Tropidonophis mairii, also known commonly as Mair's keelback, the common keelback, and the freshwater snake, is a species of colubrid snake in the subfamily Natricinae. The species is native to Australasia.

==Etymology==
The specific name, mairii, is in honor of "Dr.

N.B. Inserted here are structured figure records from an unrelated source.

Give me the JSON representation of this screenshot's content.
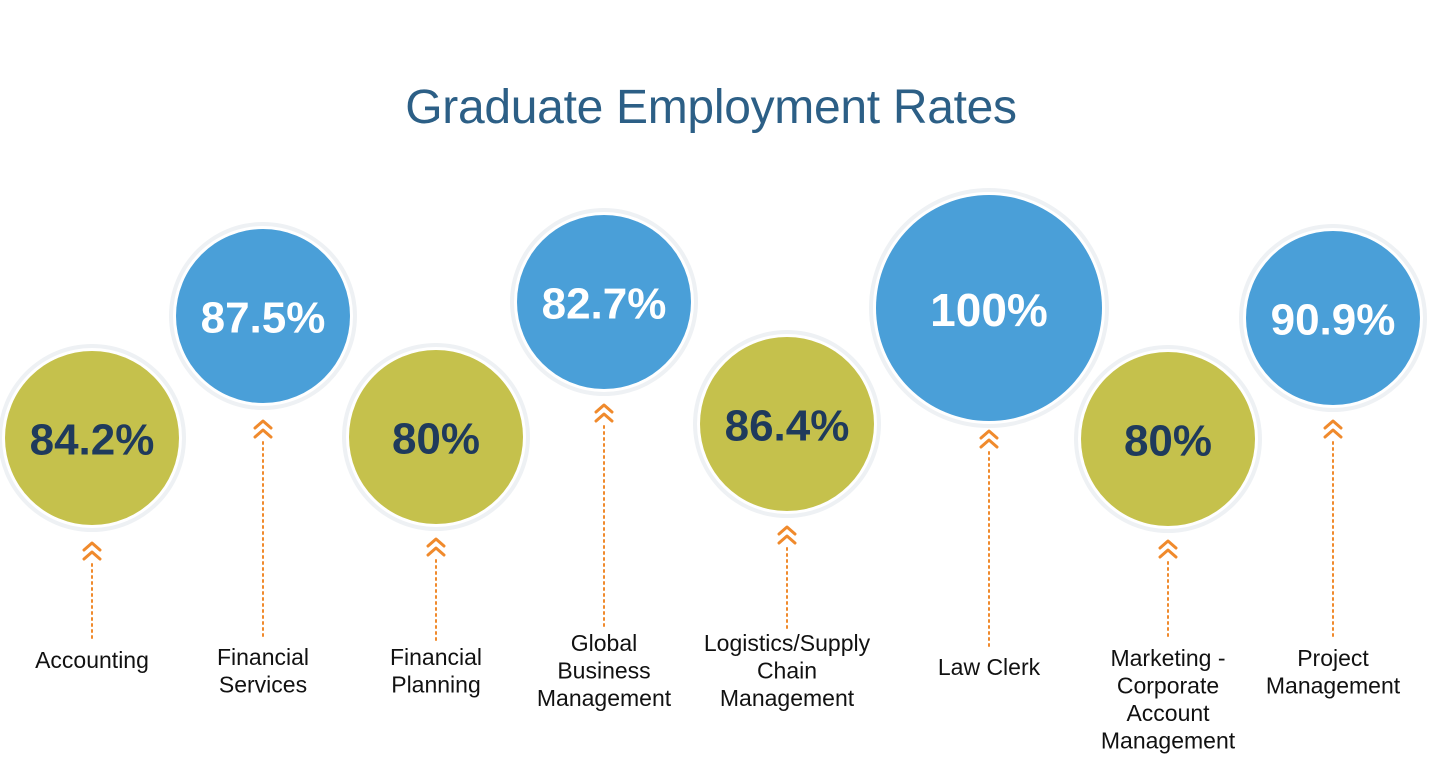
{
  "colors": {
    "title": "#2c5f86",
    "blue_circle": "#4a9fd8",
    "olive_circle": "#c5c14c",
    "ring": "#eef1f4",
    "text_on_blue": "#ffffff",
    "text_on_olive": "#1f3a5c",
    "connector": "#f08a2c",
    "label": "#111111"
  },
  "chart_data": {
    "type": "bubble",
    "title": "Graduate Employment Rates",
    "unit": "%",
    "items": [
      {
        "category": [
          "Accounting"
        ],
        "value": 84.2,
        "value_label": "84.2%",
        "color": "olive"
      },
      {
        "category": [
          "Financial",
          "Services"
        ],
        "value": 87.5,
        "value_label": "87.5%",
        "color": "blue"
      },
      {
        "category": [
          "Financial",
          "Planning"
        ],
        "value": 80,
        "value_label": "80%",
        "color": "olive"
      },
      {
        "category": [
          "Global",
          "Business",
          "Management"
        ],
        "value": 82.7,
        "value_label": "82.7%",
        "color": "blue"
      },
      {
        "category": [
          "Logistics/Supply",
          "Chain",
          "Management"
        ],
        "value": 86.4,
        "value_label": "86.4%",
        "color": "olive"
      },
      {
        "category": [
          "Law Clerk"
        ],
        "value": 100,
        "value_label": "100%",
        "color": "blue"
      },
      {
        "category": [
          "Marketing -",
          "Corporate",
          "Account",
          "Management"
        ],
        "value": 80,
        "value_label": "80%",
        "color": "olive"
      },
      {
        "category": [
          "Project",
          "Management"
        ],
        "value": 90.9,
        "value_label": "90.9%",
        "color": "blue"
      }
    ]
  }
}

Mair", an army surgeon with the 39th Regiment of Foot, who collected the holotype.

==Geographic range==
Tropidonophis mairii is found in Australia, Indonesia, New Guinea, and Papua New Guinea.

==Habitat==
The preferred natural habitats of Tropidonophis mairii are forest, grassland, and freshwater wetlands, at altitudes from sea level to 50 m.

==Description==
Dorsally, Tropidonophis mairii is olive, brown, or blackish, with small black spots, or with black crossbars anteriorly. Ventrally, it is lighter. The subcaudals and often also the ventrals are edged with black. The dorsal scales are strongly keeled, and arranged in 15 rows at midbody.

It resembles the Australian venomous rough-scaled snake (Tropidechis carinatus).

T. mairii rarely grows over 1 m in total length (tail included).

==Behavior==
Tropidonophis mairii is diurnal and nocturnal, arboreal, semi-aquatic, and terrestrial.

==Diet==
Mair's keelback preys mainly on frogs, but also eats small fishes, lizards, and mammals. It is one of the few Australian snakes that can eat cane toads (Rhinella marina), up to a certain size, without being harmed.

==Reproduction==
T. mairii is oviparous. Clutch size is 3–18 eggs.